Like the fact that in Westeros, just like in the Middle Ages and in all places where the political system depends on blood and hereditary lineage, a baby is a legitimate target.
If this is a shock to you, it’s only because you haven’t thought about it. There is a reason our history is rich with monarchs and emperors who wiped out rival families, even their own, to secure power. Those who did it almost certainly believed that the same would have been done to them were the other rivals in such a position. Is this not a commentary on human nature? Is this not also a scathing indictment of the monarchy? By usurping the Throne the Hightowers initiated a war that began within the Targaryen family and household – a war where every member of that family, including a child, became an objective. But if they believed that Rhaenyra would have seen Aegon II, Helaena, Aemond, Daeron, and their bloodlines as threats, can you really blame them?

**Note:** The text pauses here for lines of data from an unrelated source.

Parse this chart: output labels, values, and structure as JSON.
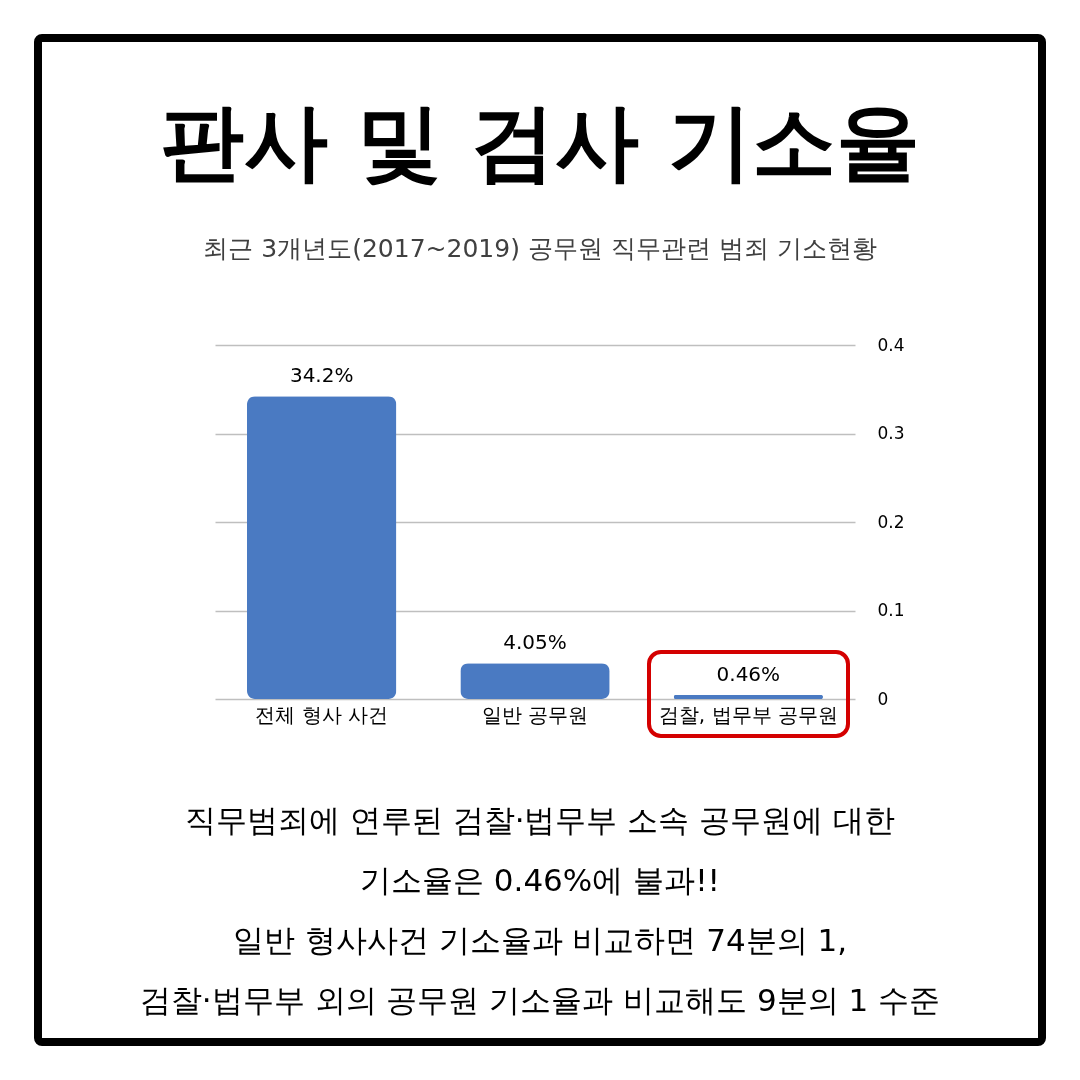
{
  "chart_data": {
    "type": "bar",
    "title": "판사 및 검사 기소율",
    "subtitle": "최근 3개년도(2017~2019) 공무원 직무관련 범죄 기소현황",
    "categories": [
      "전체 형사 사건",
      "일반 공무원",
      "검찰, 법무부 공무원"
    ],
    "values": [
      0.342,
      0.0405,
      0.0046
    ],
    "value_labels": [
      "34.2%",
      "4.05%",
      "0.46%"
    ],
    "color": "#4a7ac2",
    "ylim": [
      0,
      0.4
    ],
    "yticks": [
      0,
      0.1,
      0.2,
      0.3,
      0.4
    ],
    "grid": "y",
    "annotations": [
      "직무범죄에 연루된 검찰·법무부 소속 공무원에 대한",
      "기소율은 0.46%에 불과!!",
      "일반 형사사건 기소율과 비교하면 74분의 1,",
      "검찰·법무부 외의 공무원 기소율과 비교해도 9분의 1 수준"
    ]
  }
}
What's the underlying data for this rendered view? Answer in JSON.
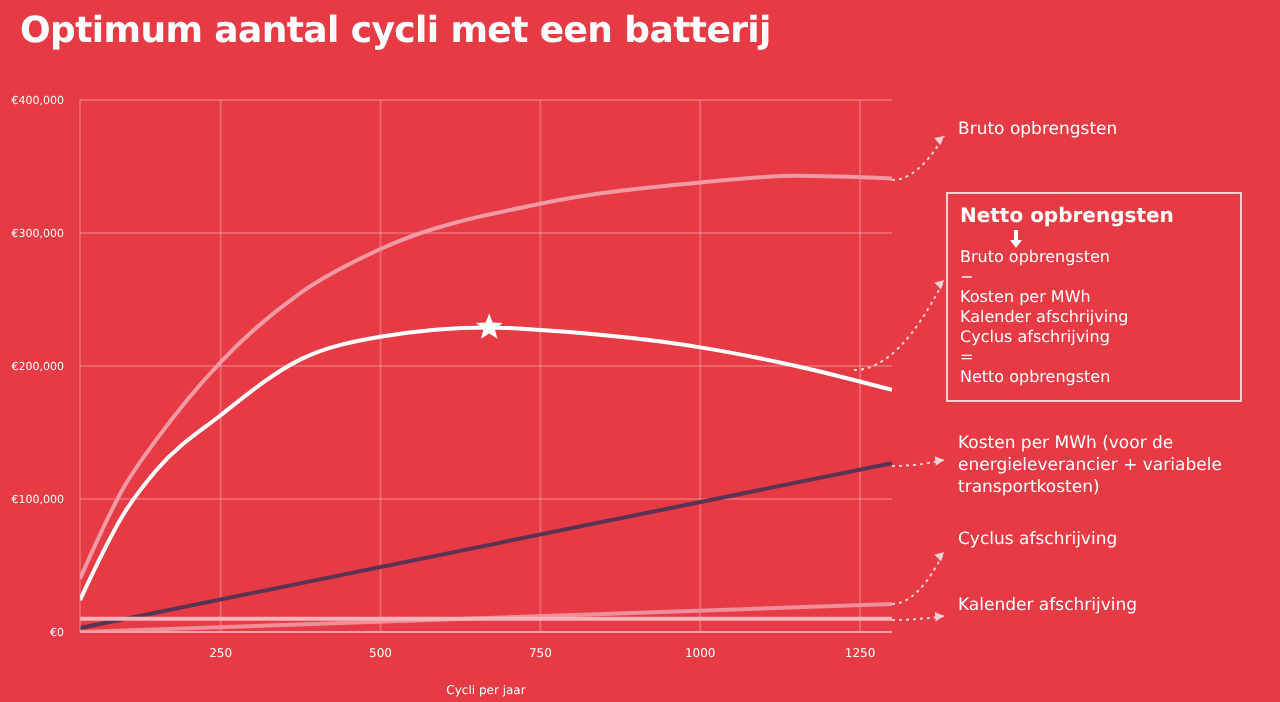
{
  "chart_data": {
    "type": "line",
    "title": "Optimum aantal cycli met een batterij",
    "xlabel": "Cycli per jaar",
    "xlim": [
      30,
      1300
    ],
    "xticks": [
      250,
      500,
      750,
      1000,
      1250
    ],
    "ylim": [
      0,
      400000
    ],
    "yticks": [
      {
        "value": 0,
        "label": "€0"
      },
      {
        "value": 100000,
        "label": "€100,000"
      },
      {
        "value": 200000,
        "label": "€200,000"
      },
      {
        "value": 300000,
        "label": "€300,000"
      },
      {
        "value": 400000,
        "label": "€400,000"
      }
    ],
    "grid": true,
    "marker": "none",
    "line_style": "solid",
    "series": [
      {
        "name": "Bruto opbrengsten",
        "color": "#f19aa3",
        "x": [
          30,
          100,
          150,
          250,
          375,
          500,
          750,
          1000,
          1150,
          1300
        ],
        "values": [
          40000,
          110000,
          145000,
          203000,
          255000,
          288000,
          322000,
          338000,
          343000,
          341000
        ]
      },
      {
        "name": "Netto opbrengsten",
        "color": "#ffffff",
        "x": [
          30,
          100,
          150,
          250,
          375,
          500,
          670,
          750,
          1000,
          1150,
          1300
        ],
        "values": [
          24000,
          90000,
          122000,
          163000,
          205000,
          222000,
          229000,
          227000,
          214000,
          200000,
          182000
        ]
      },
      {
        "name": "Kosten per MWh (voor de energieleverancier + variabele transportkosten)",
        "color": "#5b3352",
        "x": [
          30,
          1300
        ],
        "values": [
          3000,
          127000
        ]
      },
      {
        "name": "Cyclus afschrijving",
        "color": "#f08f99",
        "x": [
          30,
          1300
        ],
        "values": [
          0,
          21000
        ]
      },
      {
        "name": "Kalender afschrijving",
        "color": "#f6b3b8",
        "x": [
          30,
          1300
        ],
        "values": [
          10000,
          10000
        ]
      },
      {
        "type": "scatter",
        "marker": "star",
        "color": "#ffffff",
        "x": [
          670
        ],
        "values": [
          229000
        ]
      }
    ],
    "annotations": [
      "Bruto opbrengsten",
      "−",
      "Kosten per MWh",
      "Kalender afschrijving",
      "Cyclus afschrijving",
      "=",
      "Netto opbrengsten"
    ]
  }
}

They may have simply decided, as so many others did in real life, that to save your baby, you must kill other babies. Say what you will about January 6th. If that’s the worst fate that might befall your “democracy” while power is being transferred, you’ve got it made pretty good.

But House of the Dragon doesn’t get that. It cheaply advocates for a royal feminist monarchy, just like Game of Thrones did, to audiences of “people who vote” without an understanding of how such audiences might be thinking about the interplay and parallels between characters and color teams in the fantasy world and the much stranger reality in which they live. A better show would give us a more complex set of politics and metaphors actually worth thinking about.